Wednesday, March 28, 2012

Several representatives from the First Baptist Church of Purdy appeared at the regular March meeting of the Purdy City Council to discuss concerns regarding parking on Commercial Street.

Jeff Brattin, spokesperson for the group, asked the city for assurance that there would be public parking available on the street. Concerns were raised when Ed Mareth, owner of Mareth Park, completed building and landscaping on the property before it had been surveyed. According to Brattin, the church property encompasses approximately one-third of the gazebo that has been built on the site.

"The original agreement was that we would trade [part of the property] when [Mareth] had closed and signed off on the purchase of the old post office," Brattin said. "That hasn't happened yet, and we don't know when it will. In the meantime, there is no parking for the church over there."

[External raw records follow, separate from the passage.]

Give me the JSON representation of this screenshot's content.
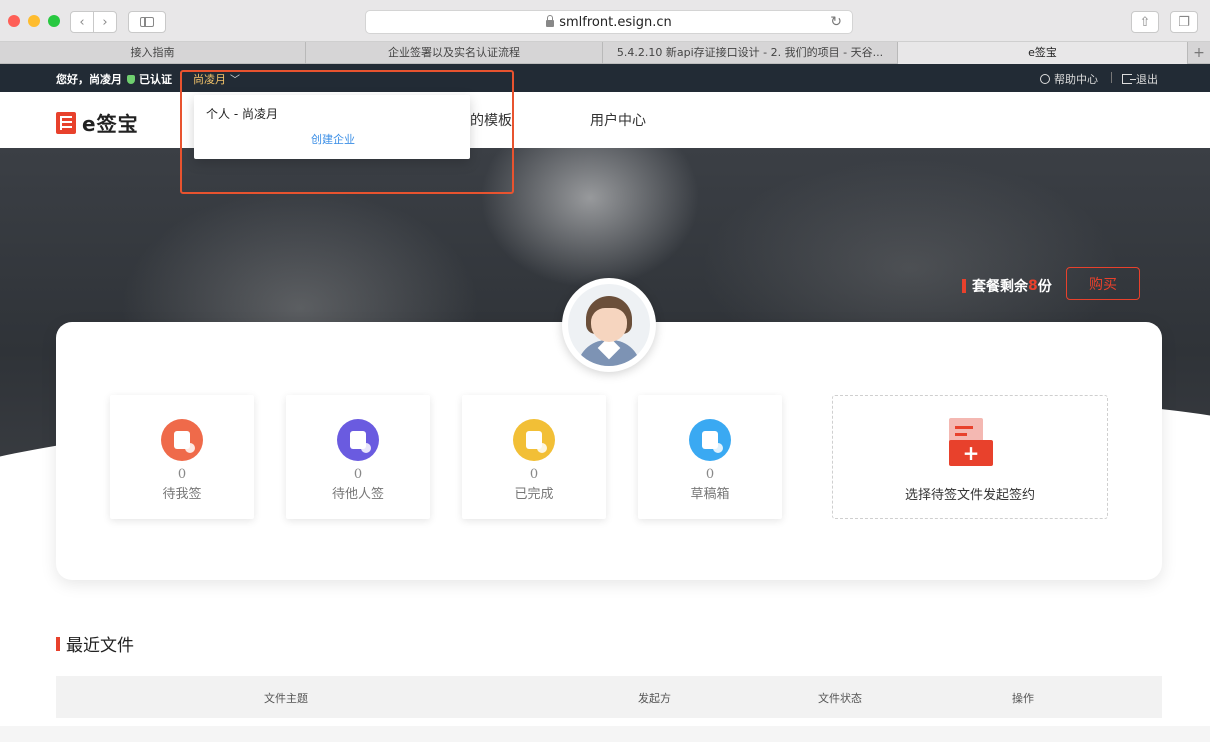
{
  "browser": {
    "url": "smlfront.esign.cn",
    "tabs": [
      {
        "label": "接入指南",
        "active": false
      },
      {
        "label": "企业签署以及实名认证流程",
        "active": false
      },
      {
        "label": "5.4.2.10 新api存证接口设计 - 2. 我们的项目 - 天谷...",
        "active": false
      },
      {
        "label": "e签宝",
        "active": true
      }
    ],
    "new_tab": "+"
  },
  "topbar": {
    "greeting": "您好，尚凌月",
    "verified": "已认证",
    "account": "尚凌月",
    "help": "帮助中心",
    "logout": "退出"
  },
  "header": {
    "logo_text": "e签宝",
    "nav_templates": "的模板",
    "nav_user": "用户中心"
  },
  "dropdown": {
    "personal": "个人 - 尚凌月",
    "create_company": "创建企业"
  },
  "hero": {
    "quota_prefix": "套餐剩余",
    "quota_count": "8",
    "quota_suffix": "份",
    "buy": "购买"
  },
  "stats": [
    {
      "count": "0",
      "label": "待我签"
    },
    {
      "count": "0",
      "label": "待他人签"
    },
    {
      "count": "0",
      "label": "已完成"
    },
    {
      "count": "0",
      "label": "草稿箱"
    }
  ],
  "new_sign": {
    "label": "选择待签文件发起签约"
  },
  "recent": {
    "title": "最近文件",
    "columns": [
      "文件主题",
      "发起方",
      "文件状态",
      "操作"
    ]
  },
  "colors": {
    "brand": "#e8412c",
    "link": "#3a8ee6",
    "topbar": "#222b35"
  }
}
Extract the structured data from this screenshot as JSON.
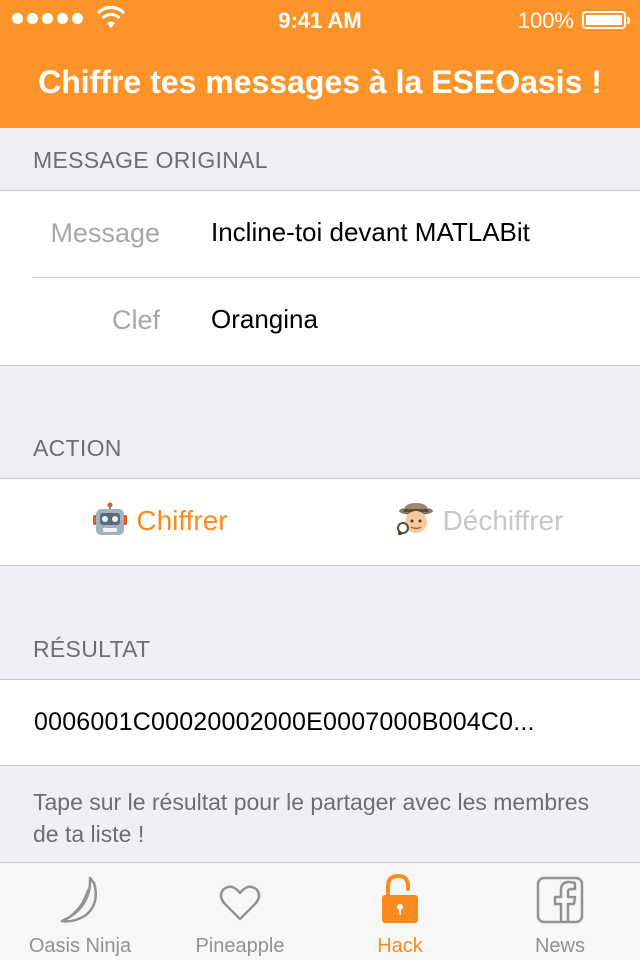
{
  "status_bar": {
    "time": "9:41 AM",
    "battery": "100%"
  },
  "nav": {
    "title": "Chiffre tes messages à la ESEOasis !"
  },
  "original": {
    "header": "MESSAGE ORIGINAL",
    "message_label": "Message",
    "message_value": "Incline-toi devant MATLABit",
    "key_label": "Clef",
    "key_value": "Orangina"
  },
  "action": {
    "header": "ACTION",
    "cipher_label": "Chiffrer",
    "decipher_label": "Déchiffrer",
    "cipher_icon": "robot-icon",
    "decipher_icon": "detective-icon"
  },
  "result": {
    "header": "RÉSULTAT",
    "value": "0006001C00020002000E0007000B004C0...",
    "note": "Tape sur le résultat pour le partager avec les membres de ta liste !"
  },
  "tabs": [
    {
      "label": "Oasis Ninja",
      "icon": "banana-icon"
    },
    {
      "label": "Pineapple",
      "icon": "heart-icon"
    },
    {
      "label": "Hack",
      "icon": "unlock-icon",
      "active": true
    },
    {
      "label": "News",
      "icon": "facebook-icon"
    }
  ],
  "colors": {
    "accent": "#fd942a",
    "active_tint": "#fd8a1c",
    "inactive_tint": "#929292",
    "background": "#efeff4"
  }
}
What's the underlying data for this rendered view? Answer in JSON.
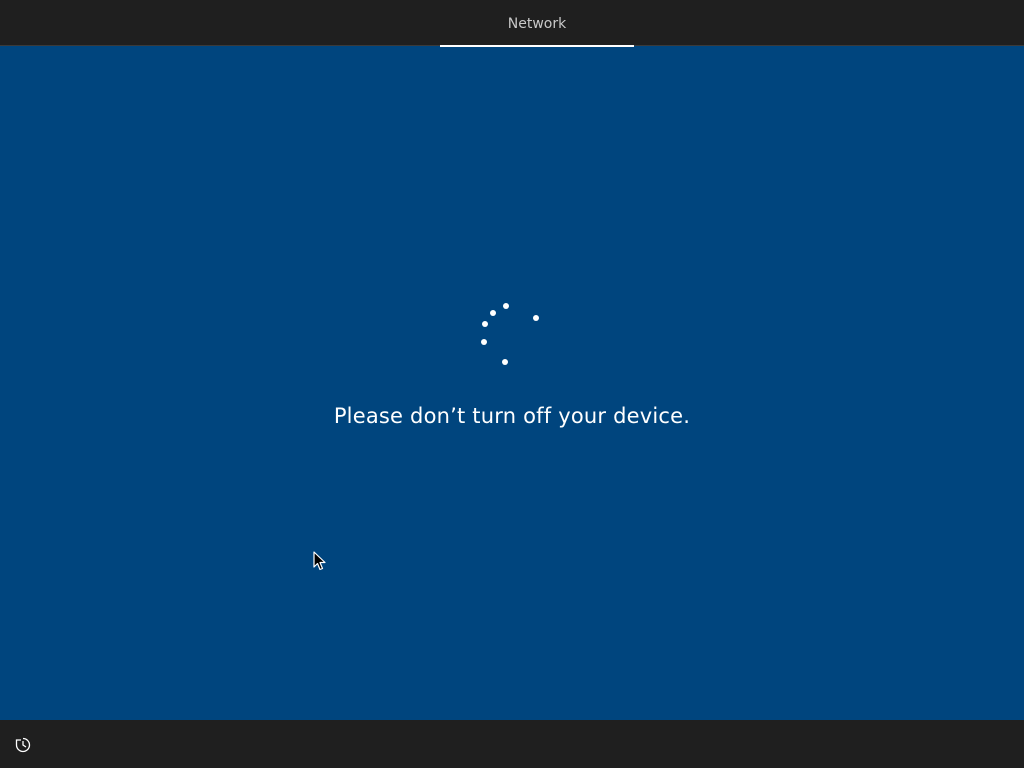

Aldermen discussed the possibilities of making angle parking available alongside Commercial Street from Highway C to Washington Street as long as it did not impede two-way traffic.

"We would like some kind of assurance that it will remain parking," Brattin said. "We are just trying to make everything right."

Mayor Ron Dutra said he would speak with city attorney Darlene Parrigon about the parking ordinances.

In other business, aldermen reviewed fencing bids obtained by Ted McIntire, public works department, for the city's water tower property. Aldermen chose Carnahan-White Fence Company, in Springfield, at a cost of $9,989. The project includes 583 feet of 16-gauge fencing and two walk-throughs.

McIntire reported a large leak was located and repaired. The leak lowered the water system efficiency rating to 51 percent for the month of February.

Workers also serviced the department's machinery in preparation of the upcoming maintenance season.

In his report to the board, Police Chief Jackie Lowe said it had been a busy month for officers.

A total of 15 dog complaints were answered in February and 14 verbal warnings issued for speeding violations.

Lowe also reported that he had attended a meeting at the Barry County Central Dispatch Center in Cassville with other city officials. The topic of the meeting was replacing or upgrading municipal storm sirens to meet the federally mandated narrow-banding radio frequency requirements.

Most municipalities have sirens that can be activated by the Barry County 911 Center. Purdy's storm siren must be activated manually.

"Right now, we have to have someone go in and turn the siren on when there is a storm," Lowe said. "I don't want someone to die if they go into that metal building to set off the siren.

"Dave Compton, [Barry County Emergency Management Director], recommended the city buy a new siren that can be activated from the 911 Dispatch Center."

Dutra discussed his findings on the cost of a new storm siren, which can start at $15,000.

"That includes the pole, wiring and everything," Dutra said.

The siren would have a dedicated frequency for the City of Purdy and be activated only when the city was in imminent danger from severe weather.

Lowe said that representatives from Blue Valley Public Safety, of Grain Valley, will attend an upcoming meeting at the Barry County Central Dispatch Center to discuss upgrades and options.

"We need to find someone who can find some grant money for this," said Alderman Wayne Rupp. "There's money out there, you just have to know how to ask for it."

Dutra said he would make contact with some individuals who might be interested in writing and administering the grant.

The council then discussed several properties in town that are in need of abatement due to nuisance or dangerous building code violations. The aldermen reached a concensus to take action on those properties in violation.

Mike Pace, of Office Concepts, addressed aldermen concerning a new multi-function machine for the Purdy City Hall. The unit will scan, print and fax copies at a speed of up to 35 pages per minute. The cost of the unit will remain the same as the city's current lease payment of $151 per month.

The aldermen approved the contract.

In final business, Dutra appointed McIntire as a representative to the Southwest Missouri Solid Waste Management District Council. David Gatewood was selected as an alternate.

The next regular meeting of the Purdy City Council will take place at 5:30 p.m. on Monday, April 9 at City Hall.